Equally pernicious attacks were launched against the politics of the men and women of the Brigade shortly after and much later, accusing them of being Communists. A Black member, James Bernard “Bunny” Rucker suffered on both accounts. “The Jim Crow army had other indignities [for him] but as/ a Spanish Civil War vet, Rucker confronted (like white vets)/ discrimination as a suspected Communist. A hospital commissar “for the wounded and the sick/ Oscar Hunter years later faced “the FBI in the Red Scare/ of the fifties, and lived long enough/ to protest the war in Vietnam.” One of Carroll’s most powerful poems (among many) turned to Jack Lucid (1915-1977), “the old Communist” who served drinks behind the bar. As one of his customers, Carroll declared:
He has stories./ Oral history we call it: I want his past, he hopes/ I’ll give him a future. He pours, I drink We begin. . . When we walk through the zoo admiring caged monkeys, [Jack] talks about a Nuremberg Tribunal for Richard Nixon. . . .
This fusion of time (past into future; present into past) is a hallmark of Carroll’s intense desire to show history repeating itself. Many of the poems like Lucid’s are warnings about what happens if and when fascism comes to America. We learn, for example, that “While sleuthed by the FBI, [Lucid] persuades an agent/ to give him free rides; he can live without his car./ At his job in a mayonnaise factory, he declines/ promotions so immigrant workers get better pay./ One night he warns me his comrades are dying fast./ He says I'll be seeing you soon—as a ghost./ We scatter his ashes, as he wished, with the fish/ outside the Golden Gate where no one could find him.” A gut-wrenching tribute to this volunteer soldier who brought the values of the Brigade home with him even as he defied America four decades later. In a sense, Lucid’s biography—and his quotations—are the bedrock of belief that underlies Carroll’s carefully crafted and compelling poems.

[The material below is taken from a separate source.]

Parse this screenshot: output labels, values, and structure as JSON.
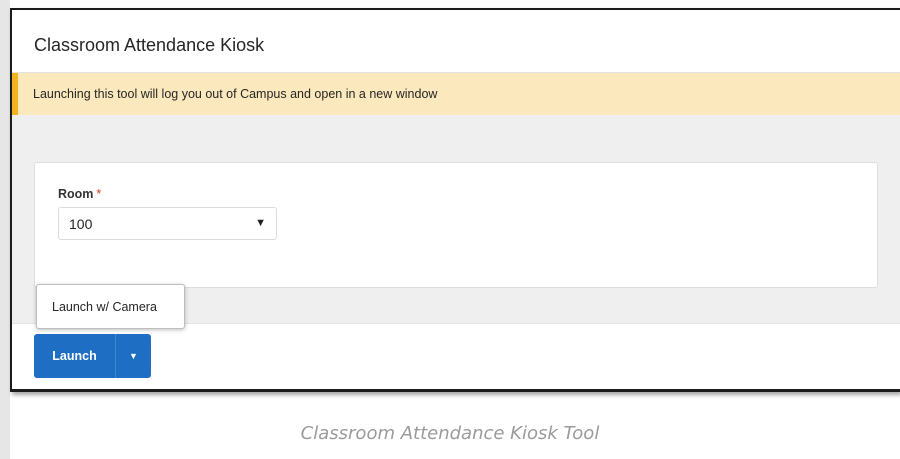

Sketches concludes with “Paul Robeson's Legacy,” a fiery poem on how this controversial actor and singer changed the words of a song he had performed to emphasize the overwhelming influence the Spanish Civil War had and how “La lucha continua: the struggle continues.” Transformed in Robeson’s lines, civil rights leaders such as Dr. King or Rosa Parks become “Spanish Civil War veterans” who “re-entered font lines in Mississippi, the south side Chicago, Louisville, Harlem, Selma, Newark, Detroit, Seattle, Sacramento, San Francisco.” The Spanish Civil War and those who fought in it on the side of the Republic brought their bravery and convictions home with them and it became one of the most influential events in American history. As Carroll declares in one poem, “The Spanish Civil War never ended.” His meticulously researched, jaw dropping poems will make sure it never does. They are necessary reading to understand why.
[Philip C. Kolin is the Distinguished Professor of English Emeritus and Editor Emeritus of the Southern Quarterly at the University of Southern Mississippi. He has published 15 collections of poems, the most recent being White Terror, Black Trauma: Resistance Poems about Black History (Chicago: Third World Press, 2023).]